Ética e Estética mortíferas

Este cliché passaria por uma variação bem-aventurada da técnica perspectívica da pintura renascentista, reprodução imagética à procura da exacta adequação à visão humana. Porém, o enquadramento geométrico é atacado, de todos os lados, por facadas de dor, angústia e morte  (um rastro subtil leva-nos até à Última Ceia de da Vinci, na técnica da composição e na atmosfera tanatológica). Os sinais de balas na parede, os restos de sangue denunciando um corpo/alma escorregando contra ela até ao pó da terra, a figura feminina aparando uma tristeza infinita, capaz de suspender o tempo pela falta de esperança que o passado sanguinolento projecta no futuro. Uma parede frágil, fragmentada, disposta a cair, testemunha material da vida (cada vida é a vida toda) que a procurou para se agarrar ainda à luz, talvez, num último esgar de lucidez, sufocando com o absurdo de se apagar tão cedo. Lá dentro, no centro do ponto de fuga geométrico, continuam outras vidas  (invertendo a realidade de A Última Ceia: o transcendente passa a imanente), uma árvore, outras pessoas, e, podemos imaginá-lo, sons e gestos.

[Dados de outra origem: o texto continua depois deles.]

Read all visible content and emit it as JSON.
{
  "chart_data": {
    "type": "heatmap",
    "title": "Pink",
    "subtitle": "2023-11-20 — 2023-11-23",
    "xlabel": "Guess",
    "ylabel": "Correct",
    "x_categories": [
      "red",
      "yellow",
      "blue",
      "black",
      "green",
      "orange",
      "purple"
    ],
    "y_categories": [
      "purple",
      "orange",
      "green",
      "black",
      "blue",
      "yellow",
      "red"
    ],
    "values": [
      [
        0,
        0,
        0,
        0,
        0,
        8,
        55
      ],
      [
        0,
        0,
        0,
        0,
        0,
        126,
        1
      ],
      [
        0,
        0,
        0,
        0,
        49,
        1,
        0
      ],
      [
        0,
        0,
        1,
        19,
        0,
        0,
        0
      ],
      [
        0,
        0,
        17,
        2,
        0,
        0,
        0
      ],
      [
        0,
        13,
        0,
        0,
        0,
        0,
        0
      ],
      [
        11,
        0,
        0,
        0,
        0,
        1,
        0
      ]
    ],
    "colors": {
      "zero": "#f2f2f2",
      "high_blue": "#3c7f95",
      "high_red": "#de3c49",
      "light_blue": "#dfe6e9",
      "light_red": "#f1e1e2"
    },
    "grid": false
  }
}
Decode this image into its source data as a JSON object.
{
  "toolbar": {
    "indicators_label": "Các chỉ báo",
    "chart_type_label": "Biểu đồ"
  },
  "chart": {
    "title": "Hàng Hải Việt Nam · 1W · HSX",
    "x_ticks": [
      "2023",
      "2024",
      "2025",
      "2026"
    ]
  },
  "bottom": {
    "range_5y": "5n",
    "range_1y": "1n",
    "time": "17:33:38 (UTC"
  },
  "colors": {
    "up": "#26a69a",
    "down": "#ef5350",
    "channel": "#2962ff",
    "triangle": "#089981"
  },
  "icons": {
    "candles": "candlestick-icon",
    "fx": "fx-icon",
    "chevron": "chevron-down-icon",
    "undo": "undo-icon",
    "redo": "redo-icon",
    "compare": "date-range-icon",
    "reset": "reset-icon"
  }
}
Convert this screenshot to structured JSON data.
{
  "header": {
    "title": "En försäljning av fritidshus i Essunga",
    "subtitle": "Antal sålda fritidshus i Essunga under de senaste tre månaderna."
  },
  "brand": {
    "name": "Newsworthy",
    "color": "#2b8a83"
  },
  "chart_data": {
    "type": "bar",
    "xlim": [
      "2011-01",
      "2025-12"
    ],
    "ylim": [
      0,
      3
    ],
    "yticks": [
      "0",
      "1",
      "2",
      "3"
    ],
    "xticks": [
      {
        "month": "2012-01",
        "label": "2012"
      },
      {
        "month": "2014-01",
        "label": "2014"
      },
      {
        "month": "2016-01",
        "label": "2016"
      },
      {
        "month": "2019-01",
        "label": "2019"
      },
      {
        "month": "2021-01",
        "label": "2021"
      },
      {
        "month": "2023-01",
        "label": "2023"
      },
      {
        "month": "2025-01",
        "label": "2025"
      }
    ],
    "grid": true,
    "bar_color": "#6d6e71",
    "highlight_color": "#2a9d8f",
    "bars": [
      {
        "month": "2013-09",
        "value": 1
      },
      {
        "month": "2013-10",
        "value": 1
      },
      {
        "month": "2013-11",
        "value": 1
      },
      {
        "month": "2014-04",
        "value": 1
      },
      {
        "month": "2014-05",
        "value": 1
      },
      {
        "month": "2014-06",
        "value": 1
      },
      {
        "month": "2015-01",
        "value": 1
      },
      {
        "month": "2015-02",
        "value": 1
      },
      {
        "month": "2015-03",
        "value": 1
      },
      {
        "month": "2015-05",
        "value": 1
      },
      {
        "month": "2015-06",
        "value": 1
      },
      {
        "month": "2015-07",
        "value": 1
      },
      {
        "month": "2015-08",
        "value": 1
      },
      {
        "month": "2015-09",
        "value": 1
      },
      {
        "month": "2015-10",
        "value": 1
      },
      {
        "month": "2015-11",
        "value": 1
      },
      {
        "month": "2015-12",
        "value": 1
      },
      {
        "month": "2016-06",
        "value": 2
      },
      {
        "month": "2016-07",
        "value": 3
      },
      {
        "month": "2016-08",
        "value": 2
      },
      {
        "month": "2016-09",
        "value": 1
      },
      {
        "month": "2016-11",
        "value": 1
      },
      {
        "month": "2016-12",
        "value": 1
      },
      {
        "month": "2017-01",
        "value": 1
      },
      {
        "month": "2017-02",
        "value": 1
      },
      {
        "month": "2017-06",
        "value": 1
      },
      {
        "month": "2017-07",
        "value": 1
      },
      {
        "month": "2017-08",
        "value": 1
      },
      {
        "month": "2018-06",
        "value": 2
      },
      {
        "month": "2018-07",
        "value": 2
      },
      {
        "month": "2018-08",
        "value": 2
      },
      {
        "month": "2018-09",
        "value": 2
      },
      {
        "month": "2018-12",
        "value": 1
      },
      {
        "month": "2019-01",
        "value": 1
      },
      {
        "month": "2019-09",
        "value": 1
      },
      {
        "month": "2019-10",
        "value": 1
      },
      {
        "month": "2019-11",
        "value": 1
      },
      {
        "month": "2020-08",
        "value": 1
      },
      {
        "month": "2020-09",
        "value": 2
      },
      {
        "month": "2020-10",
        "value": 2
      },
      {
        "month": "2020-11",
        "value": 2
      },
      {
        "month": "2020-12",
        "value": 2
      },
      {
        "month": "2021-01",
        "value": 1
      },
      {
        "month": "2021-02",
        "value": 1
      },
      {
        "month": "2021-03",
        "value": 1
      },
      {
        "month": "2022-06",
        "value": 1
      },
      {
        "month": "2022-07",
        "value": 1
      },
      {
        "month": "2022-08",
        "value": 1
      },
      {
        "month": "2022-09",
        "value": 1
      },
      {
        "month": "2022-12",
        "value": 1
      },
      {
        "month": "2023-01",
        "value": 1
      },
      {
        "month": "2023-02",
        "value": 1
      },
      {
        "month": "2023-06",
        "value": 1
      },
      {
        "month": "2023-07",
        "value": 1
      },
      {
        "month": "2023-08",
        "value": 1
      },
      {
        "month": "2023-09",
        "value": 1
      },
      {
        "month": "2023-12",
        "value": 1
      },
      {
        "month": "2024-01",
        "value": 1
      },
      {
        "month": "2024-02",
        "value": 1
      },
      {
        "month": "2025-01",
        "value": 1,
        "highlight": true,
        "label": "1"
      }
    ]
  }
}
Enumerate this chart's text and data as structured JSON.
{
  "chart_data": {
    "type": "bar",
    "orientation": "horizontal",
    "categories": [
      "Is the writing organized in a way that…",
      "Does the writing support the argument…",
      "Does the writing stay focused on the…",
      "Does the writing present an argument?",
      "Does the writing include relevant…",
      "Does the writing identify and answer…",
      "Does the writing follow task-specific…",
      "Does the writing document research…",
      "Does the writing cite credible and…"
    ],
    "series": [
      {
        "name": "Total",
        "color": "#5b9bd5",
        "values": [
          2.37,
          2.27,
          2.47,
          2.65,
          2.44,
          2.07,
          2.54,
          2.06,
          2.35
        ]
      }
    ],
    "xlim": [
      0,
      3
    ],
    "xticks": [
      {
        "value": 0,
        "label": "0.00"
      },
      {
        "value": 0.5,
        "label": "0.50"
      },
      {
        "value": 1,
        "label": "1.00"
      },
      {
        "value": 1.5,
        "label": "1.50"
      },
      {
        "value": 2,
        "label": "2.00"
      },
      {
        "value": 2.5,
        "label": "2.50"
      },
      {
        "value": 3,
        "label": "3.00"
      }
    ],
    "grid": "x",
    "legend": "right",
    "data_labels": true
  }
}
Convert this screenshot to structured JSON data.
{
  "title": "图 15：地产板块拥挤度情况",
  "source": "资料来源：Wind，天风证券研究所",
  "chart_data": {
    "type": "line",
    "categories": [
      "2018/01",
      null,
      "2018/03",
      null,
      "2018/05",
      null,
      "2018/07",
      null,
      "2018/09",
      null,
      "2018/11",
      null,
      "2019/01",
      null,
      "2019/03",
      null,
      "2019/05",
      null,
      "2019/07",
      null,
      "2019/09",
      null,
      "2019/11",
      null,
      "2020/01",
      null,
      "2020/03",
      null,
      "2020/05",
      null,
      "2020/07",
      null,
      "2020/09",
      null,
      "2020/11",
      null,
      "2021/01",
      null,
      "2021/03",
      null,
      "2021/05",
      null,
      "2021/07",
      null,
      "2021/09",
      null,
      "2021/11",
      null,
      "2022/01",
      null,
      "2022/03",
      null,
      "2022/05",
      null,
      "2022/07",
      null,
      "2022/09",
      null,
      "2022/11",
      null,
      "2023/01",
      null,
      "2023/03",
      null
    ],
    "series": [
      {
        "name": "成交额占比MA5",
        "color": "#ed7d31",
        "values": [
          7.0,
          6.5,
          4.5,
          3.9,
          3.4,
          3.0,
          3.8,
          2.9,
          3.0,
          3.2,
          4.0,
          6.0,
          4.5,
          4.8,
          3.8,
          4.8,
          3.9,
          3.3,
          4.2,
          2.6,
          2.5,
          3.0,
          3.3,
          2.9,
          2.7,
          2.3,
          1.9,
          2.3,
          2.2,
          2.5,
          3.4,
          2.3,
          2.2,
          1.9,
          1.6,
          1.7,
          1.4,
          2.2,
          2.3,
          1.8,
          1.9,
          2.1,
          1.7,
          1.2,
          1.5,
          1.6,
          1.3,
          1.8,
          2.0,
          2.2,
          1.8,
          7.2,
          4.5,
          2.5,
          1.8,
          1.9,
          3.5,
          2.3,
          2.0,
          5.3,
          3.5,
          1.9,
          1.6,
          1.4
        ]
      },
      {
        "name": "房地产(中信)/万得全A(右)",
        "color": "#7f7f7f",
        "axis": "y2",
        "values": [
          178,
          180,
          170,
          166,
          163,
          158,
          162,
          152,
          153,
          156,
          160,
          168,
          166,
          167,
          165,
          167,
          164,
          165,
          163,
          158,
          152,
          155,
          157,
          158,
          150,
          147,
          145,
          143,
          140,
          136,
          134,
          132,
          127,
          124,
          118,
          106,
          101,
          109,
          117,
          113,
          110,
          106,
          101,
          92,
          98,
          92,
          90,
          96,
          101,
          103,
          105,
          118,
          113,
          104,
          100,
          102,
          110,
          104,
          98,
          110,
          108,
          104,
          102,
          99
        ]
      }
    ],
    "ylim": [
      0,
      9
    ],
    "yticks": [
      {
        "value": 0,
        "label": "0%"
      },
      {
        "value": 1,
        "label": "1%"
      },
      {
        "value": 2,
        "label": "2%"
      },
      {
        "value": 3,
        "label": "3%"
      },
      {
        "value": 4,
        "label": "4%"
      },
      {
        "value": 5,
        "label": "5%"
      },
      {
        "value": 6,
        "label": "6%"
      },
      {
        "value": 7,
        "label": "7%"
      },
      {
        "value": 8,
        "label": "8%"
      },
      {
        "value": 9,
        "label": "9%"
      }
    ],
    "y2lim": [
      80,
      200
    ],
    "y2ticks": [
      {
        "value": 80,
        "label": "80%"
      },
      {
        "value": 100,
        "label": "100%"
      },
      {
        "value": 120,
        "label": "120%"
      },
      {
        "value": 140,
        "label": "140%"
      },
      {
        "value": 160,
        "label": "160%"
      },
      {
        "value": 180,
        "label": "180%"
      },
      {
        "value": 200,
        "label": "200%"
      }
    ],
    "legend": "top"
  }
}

No meio disto tudo, assusta-nos a beleza apolínea da imagem, o juízo de gosto achar belo um lugar mortífero. O extremo equilíbrio da composição, a paleta de cores, a centralidade do feminino..., nada convida, sem a vocação actual para a interpretação trágica, a olhá-lo com uma consciência ao mesmo tempo revoltada e resignada à condição desta humanidade esquecida da bondade, que, apesar de tudo, lhe é própria (queremos acreditar nisto). É como se começássemos este século apostando tudo numa ética da destruição maldosa, um estilo de vida que deseja a morte. Falou-se muito de algo semelhante entre as duas Guerras (Freud em particular, com o par eros/thanatos), mas agora aliamos uma tecnologia que mata à distância (como o Apolo mítico, aliás) com lâminas afiadas degolando ou enterrando-se no corpo para rasgar o interior frágil, mas vital, que lhe dá a vida. Voltamos a resvalar para uma “banalidade do mal”, hoje, como quando Hannah Arendt cunhou o termo na reportagem sobre Eichmann (esse insignificante homenzinho que conduziu à morte centenas de milhares de seres humanos com a eficiência burocrata de um bom gestor de transportes nazis), viver parece valer menos que um prato de lentilhas. Voltamos a ignorar o que fazer do extraordinário dom da vida, preferimos-lhe cada vez mais a morte, uma ética e estética do mortífero, olhe-se para as encenações imagéticas e discursivas dos mártires actuais, onde a ética recorre ao teológico e a propaganda à estética pimba de festas provincianas.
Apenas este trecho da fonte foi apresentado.